In his explorations Ben came to a showy building which seemed a center of attraction. It seemed well filled, and people were constantly coming in and going out. Ben’s curiosity was excited.
“What is that?” he asked of a man who lounged outside, with a Mexican sombrero on his head and his hands thrust deep in his pockets.
“That’s the Bella Union, my chicken.”
“I don’t know any better now.”
“Just go in there with a pocketful of gold-dust, like I did, and you’ll find out, I reckon.”
“Is it a gambling-house?” inquired Ben, rather excited, for he had heard much of such places, but never seen one.
“It’s the devil’s den,” said the man bitterly. “I wish I’d never seen it.”
“Have you been unlucky?”
“Look here, boy, jest look at me,” said the stranger. “An hour ago I was worth a thousand dollars in gold-dust-took six months’ hard work to scrape it together at the mines-now I haven’t an ounce left.”
“Did you lose it there?” asked Ben, somewhat startled.

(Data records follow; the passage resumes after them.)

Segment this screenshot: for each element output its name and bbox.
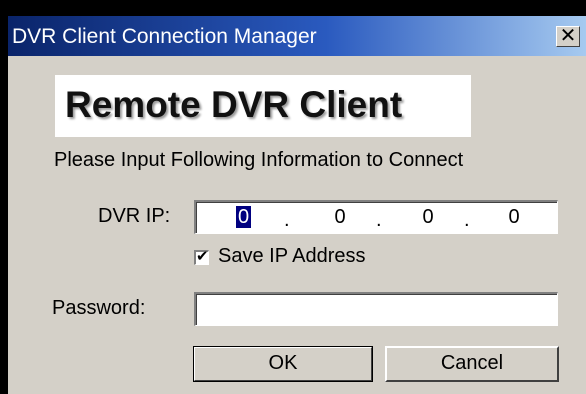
ip-separator: . (464, 209, 470, 231)
banner-title: Remote DVR Client (65, 84, 403, 125)
ip-octet-4[interactable]: 0 (484, 205, 544, 229)
close-button[interactable]: ✕ (556, 26, 580, 47)
dvr-ip-label: DVR IP: (98, 205, 171, 227)
ip-octet-3[interactable]: 0 (398, 205, 458, 229)
ok-button[interactable]: OK (193, 346, 373, 382)
ip-separator: . (376, 209, 382, 231)
close-icon: ✕ (559, 25, 577, 47)
password-label: Password: (52, 297, 146, 319)
dvr-ip-field[interactable]: 0 . 0 . 0 . 0 (194, 200, 558, 234)
title-bar[interactable]: DVR Client Connection Manager ✕ (8, 16, 586, 56)
cancel-button[interactable]: Cancel (385, 346, 559, 382)
ip-octet-2[interactable]: 0 (310, 205, 370, 229)
save-ip-label[interactable]: Save IP Address (218, 244, 366, 268)
dialog-window: DVR Client Connection Manager ✕ Remote D… (8, 16, 586, 394)
password-field[interactable] (194, 292, 558, 326)
window-title: DVR Client Connection Manager (12, 25, 317, 48)
instruction-text: Please Input Following Information to Co… (54, 149, 464, 171)
ip-separator: . (284, 209, 290, 231)
banner-logo: Remote DVR Client (55, 75, 471, 137)
save-ip-checkbox[interactable]: ✔ (194, 248, 209, 265)
checkmark-icon: ✔ (196, 248, 209, 265)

“Well, I staked it, and it’s gone.”
“Have you nothing left?”
“Not an ounce. I haven’t enough to pay for a bed.”
“What will you do for a place to sleep?” inquired Ben, to whom this seemed an alarming state of things.
The stranger shrugged his shoulders.
“I don’t worry about that,” he said. “I’ll stretch myself out somewhere when night comes. I’m used to roughing it.”
“Won’t you get cold sleeping out of doors?” asked Ben.
The other gave a short, quick laugh.
“What do you take me for, boy? I don’t look delicate, do I?”
“Not very,” answered Ben, smiling.
“I’ve slept out under the stars pretty reg’lar for the past six months. I only wish I was back to the mines.”
“Do you think I can go in?” Ben said hesitatingly.
“Yes, youngster, there’s nothin’ to bender, but take a fool’s advice, and ef you’ve got money in your pocket, don’t do it.”
“You don’t think I’d gamble, do you?” said Ben, horror-struck.